Kirk Cleere, CEO of Sendero Drilling, is based in San Angelo with his company. Sendero employs about 200. Most of his work sites are in far west Texas, west of Fort Stockton, where the Delaware Basin is booming.

Cleere said understanding today’s market requires a reminder of the bleakness of a not-so-long-ago history. “We had the lowest rig count in recorded history in 2015,” he said. The oil field services industry is still recovering from those dark days.

“Right now, we are paying retail prices for new drilling equipment but basically selling our services at wholesale rates,” he said. The pricing pressure is enhanced because technology is leaping. In the old days, you could amortize new drilling equipment over 25 years. Not any more. The average shelf life of new drilling equipment is about five years. Maybe even down to three. And the supply/demand curve hasn’t caught up with the financial realities of capital investments, Cleere said.

For example, a piece of equipment required to service a producer may have a shelf life of three years, but generally producers aren’t signing contracts for more than one year. “You have to gamble on having that contract for two more years,” Cleere said.

As supply from services companies reduces through consolidation, he expects the oil field service pricing to recover.

The two-month run of sustained oil prices near $70 per barrel has helped the local industry.

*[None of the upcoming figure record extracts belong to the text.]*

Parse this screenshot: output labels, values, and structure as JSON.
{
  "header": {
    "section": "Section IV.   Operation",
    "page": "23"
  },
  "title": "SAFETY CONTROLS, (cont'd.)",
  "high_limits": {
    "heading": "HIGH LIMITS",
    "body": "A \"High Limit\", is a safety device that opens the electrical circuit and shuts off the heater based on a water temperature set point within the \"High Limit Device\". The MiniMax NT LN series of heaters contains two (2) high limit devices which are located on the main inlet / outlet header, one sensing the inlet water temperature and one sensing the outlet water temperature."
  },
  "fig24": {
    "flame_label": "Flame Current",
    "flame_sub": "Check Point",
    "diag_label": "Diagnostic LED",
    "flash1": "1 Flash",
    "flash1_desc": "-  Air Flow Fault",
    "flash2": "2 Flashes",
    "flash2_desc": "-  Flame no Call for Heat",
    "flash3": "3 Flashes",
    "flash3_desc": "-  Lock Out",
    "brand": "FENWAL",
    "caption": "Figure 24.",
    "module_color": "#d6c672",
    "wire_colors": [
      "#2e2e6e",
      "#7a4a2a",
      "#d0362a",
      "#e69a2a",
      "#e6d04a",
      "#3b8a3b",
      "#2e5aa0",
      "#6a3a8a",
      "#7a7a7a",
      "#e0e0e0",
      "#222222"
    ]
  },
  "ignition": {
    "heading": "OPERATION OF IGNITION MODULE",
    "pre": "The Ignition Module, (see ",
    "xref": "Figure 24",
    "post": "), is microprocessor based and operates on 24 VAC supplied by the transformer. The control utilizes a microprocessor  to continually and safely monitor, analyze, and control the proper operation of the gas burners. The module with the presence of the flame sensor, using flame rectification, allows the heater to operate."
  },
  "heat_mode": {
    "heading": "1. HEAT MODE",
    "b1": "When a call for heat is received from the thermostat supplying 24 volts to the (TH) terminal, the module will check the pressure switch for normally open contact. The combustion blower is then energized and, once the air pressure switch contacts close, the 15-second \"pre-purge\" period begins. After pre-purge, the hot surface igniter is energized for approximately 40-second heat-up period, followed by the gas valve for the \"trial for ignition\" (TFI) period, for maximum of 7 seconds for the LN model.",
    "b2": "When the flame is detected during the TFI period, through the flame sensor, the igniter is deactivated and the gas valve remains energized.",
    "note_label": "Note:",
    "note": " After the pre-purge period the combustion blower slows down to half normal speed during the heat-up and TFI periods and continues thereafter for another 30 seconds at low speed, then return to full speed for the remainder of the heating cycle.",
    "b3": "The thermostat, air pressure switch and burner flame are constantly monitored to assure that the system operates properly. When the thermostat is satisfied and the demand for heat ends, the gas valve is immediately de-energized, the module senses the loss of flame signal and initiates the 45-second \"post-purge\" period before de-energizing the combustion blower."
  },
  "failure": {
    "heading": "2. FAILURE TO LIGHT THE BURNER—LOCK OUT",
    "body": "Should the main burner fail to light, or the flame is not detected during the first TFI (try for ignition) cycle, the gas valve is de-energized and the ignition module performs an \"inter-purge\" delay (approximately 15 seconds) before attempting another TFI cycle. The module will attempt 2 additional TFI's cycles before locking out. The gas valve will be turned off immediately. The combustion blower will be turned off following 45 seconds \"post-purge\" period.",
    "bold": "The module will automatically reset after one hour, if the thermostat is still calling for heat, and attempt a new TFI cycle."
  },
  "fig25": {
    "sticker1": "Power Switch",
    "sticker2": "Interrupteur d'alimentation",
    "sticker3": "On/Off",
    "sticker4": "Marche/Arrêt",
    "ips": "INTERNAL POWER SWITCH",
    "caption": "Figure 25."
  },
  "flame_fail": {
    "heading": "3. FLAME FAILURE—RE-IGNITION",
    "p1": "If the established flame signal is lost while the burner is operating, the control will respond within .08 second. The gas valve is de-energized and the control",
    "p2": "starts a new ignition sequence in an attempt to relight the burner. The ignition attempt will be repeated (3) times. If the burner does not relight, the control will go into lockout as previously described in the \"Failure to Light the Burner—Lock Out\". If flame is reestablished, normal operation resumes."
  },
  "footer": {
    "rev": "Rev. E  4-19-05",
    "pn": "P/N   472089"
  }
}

The market anticipating the impact of the U.S. withdrawal from the Iran Nuclear Deal, Mideast turmoil, global economic expansion, and OPEC’s response caused the higher prices.

The price for a barrel of West Texas Intermediate Crude was near $72 Monday, May 21. Sustained prices in the trading range between $66 and $73 per barrel will continue in the short term, according to industry analysts at Austin-based DrillingInfo.com. And the price range will encourage more capital investment in the near term, DrillingInfo predicted last week.

Oil prices are not expected to rise much higher because, DrillingInfo noted, “US producers could increase production further to take advantage of multi-year high Brent [Crude Oil] levels, and fill the demand from Europe and Asia with the soaring shale growth.”

Is there enough money and resources here needed to continue the oil field-led economic expansion?

When you have large companies with expensive and superior research and scientific analysts like ExxonMobil making significant investments in the Permian, “It’s a sign that the market will continue to recover here,” Cleere said.